An experimental study to compare the affective and cognitive responses of female and male college students to single-image, multi-image, and time compressed single-image presentations
This was an experimental study to compare the affective and cognitive responses of female and male college students to singleimage, multi-image and time compressed single-image presentations. Three initial sets of 120 images were produced so that each presentation contained the same visual information, and no narration or sound track was used with any of the presentations.
Ninety-seven subjects, in intact classes, participated in the experiment. Each class was shown one of the three slide presentations in a special projection room. Immediately after viewing a particular presentation, subjects were asked to complete a semantic differential which was used to measure attitudes toward the method of presentation; next subjects completed a multiple choice test concerning the cognitive information presented in the program viewed.

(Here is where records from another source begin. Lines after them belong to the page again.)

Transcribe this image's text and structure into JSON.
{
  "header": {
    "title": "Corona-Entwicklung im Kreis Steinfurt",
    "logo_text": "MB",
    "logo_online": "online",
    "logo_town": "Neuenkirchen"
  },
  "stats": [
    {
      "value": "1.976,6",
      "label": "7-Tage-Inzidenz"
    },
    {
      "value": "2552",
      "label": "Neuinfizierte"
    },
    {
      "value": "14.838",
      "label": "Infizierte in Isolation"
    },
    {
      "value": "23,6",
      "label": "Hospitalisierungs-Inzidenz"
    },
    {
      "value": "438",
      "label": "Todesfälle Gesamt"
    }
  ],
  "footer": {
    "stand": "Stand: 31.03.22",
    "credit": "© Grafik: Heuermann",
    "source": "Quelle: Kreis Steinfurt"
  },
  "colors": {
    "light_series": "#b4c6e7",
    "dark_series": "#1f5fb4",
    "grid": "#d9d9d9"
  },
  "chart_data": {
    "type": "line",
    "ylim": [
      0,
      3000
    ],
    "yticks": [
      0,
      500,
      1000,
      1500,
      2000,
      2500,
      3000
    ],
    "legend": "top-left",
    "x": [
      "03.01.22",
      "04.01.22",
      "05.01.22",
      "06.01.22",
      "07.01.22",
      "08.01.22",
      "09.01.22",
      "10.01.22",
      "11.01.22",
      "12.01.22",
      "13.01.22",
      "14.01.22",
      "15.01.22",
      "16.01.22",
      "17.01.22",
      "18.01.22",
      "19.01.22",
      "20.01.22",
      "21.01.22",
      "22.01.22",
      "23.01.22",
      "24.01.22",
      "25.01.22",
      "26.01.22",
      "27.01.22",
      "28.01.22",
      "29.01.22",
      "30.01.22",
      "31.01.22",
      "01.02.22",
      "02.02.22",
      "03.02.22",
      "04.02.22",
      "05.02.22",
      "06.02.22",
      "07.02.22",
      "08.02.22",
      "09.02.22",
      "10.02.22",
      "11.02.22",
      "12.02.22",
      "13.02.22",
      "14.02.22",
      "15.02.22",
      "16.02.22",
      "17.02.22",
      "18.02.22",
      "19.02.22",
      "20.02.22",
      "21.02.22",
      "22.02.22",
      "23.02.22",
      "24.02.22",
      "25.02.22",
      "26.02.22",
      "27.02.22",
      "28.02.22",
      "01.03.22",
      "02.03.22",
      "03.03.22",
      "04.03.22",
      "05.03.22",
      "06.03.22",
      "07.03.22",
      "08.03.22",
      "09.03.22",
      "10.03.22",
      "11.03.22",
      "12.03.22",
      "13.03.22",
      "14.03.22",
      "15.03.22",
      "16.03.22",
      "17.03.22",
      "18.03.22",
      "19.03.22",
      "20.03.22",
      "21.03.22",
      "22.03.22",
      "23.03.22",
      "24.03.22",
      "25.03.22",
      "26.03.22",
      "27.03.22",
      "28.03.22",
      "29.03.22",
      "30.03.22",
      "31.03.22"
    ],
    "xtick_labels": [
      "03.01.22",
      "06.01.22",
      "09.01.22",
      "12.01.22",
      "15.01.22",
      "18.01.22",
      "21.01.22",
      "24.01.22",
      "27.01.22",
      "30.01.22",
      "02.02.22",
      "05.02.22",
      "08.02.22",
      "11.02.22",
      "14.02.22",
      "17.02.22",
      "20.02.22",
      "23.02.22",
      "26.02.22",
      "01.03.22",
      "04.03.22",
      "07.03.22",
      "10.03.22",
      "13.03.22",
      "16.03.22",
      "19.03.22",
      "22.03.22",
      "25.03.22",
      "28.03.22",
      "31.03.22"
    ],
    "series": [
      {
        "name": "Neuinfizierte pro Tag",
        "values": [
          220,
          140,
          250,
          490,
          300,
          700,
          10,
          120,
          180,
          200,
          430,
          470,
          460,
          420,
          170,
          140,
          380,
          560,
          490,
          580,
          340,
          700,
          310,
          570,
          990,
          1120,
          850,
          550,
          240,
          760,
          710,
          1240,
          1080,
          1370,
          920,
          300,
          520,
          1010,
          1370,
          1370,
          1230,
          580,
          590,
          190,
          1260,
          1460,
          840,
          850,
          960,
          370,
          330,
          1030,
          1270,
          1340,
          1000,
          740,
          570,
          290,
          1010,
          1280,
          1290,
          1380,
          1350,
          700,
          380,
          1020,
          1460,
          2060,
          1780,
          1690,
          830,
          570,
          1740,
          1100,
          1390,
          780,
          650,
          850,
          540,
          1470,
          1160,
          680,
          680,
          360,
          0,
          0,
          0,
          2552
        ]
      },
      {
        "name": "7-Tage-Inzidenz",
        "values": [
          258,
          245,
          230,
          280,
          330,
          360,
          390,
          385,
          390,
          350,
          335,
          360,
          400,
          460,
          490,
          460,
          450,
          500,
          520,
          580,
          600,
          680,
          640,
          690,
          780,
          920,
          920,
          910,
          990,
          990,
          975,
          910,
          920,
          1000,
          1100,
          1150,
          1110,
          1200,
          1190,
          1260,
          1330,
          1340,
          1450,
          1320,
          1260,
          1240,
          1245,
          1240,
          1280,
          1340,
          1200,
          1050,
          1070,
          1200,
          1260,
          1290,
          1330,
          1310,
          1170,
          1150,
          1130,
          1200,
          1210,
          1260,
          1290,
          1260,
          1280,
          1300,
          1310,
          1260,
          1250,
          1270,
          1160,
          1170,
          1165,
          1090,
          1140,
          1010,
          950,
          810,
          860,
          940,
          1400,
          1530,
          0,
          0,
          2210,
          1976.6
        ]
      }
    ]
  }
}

The two-way analysis of variance of the semantic differential scores indicated no significant difference in the attitude of the subjects toward any presentation format.
The two-way analysis of variance of the test for the amount of cognitive information retained indicated that there was a significant difference between the males and females in the amount of cognitive information retained with the females retaining more than the males. There was a significant interaction between presentation format and sex of the subject on the amount of cognitive information retained. Females out-performed males for both the multi-image presentation and the single-image presentation, but males performed better on the time compressed single-image presentation.
The Pearson product-moment correlation between scores on the test for amount of cognitive information retained and the scores on the semantic differential was -0.05.